Затем они окунулись в простой и важный мир, в котором жили дымящиеся стога запорошенного снегом сена, коровы, овцы, хлопотливые гуси, лошади — и ноябрьский буран в степи, разверзшийся из тучки-кулачка, как из раскрытой в очи жмени, ураганом колючих хлестких бесов. Теплая широкая печь, по которой так приятно было кататься поверх стеганого одеяла, сытная пища, дневной сон, тишина. Такая тишина, что закладывало уши и специально самому себе приходилось подать голос: кашлянуть или мыкнуть — чтоб очнуться слухом. В этой татарской патриархальной деревне жители редко говорили по-русски. Но если говорили, язык их звучал необычайно чисто, парадно.
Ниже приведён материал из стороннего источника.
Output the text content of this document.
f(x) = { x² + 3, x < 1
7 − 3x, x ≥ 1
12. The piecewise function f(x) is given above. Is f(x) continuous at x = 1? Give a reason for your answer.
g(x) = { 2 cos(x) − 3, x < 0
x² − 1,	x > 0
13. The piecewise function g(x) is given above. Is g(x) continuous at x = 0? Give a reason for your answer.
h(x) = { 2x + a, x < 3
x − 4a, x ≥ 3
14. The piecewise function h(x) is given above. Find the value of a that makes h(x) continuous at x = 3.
Вскоре Королев порожняком вернулся один в Москву: родители оставили Рустама, чтобы женить.

LIV

По большей части потому Королев не мог жить, что не способен был получать удовольствие от простых сущностей. Он и сложной и радостной жизнью наслаждался не вполне, поскольку всегда принимал изобилие за предвестие недостачи.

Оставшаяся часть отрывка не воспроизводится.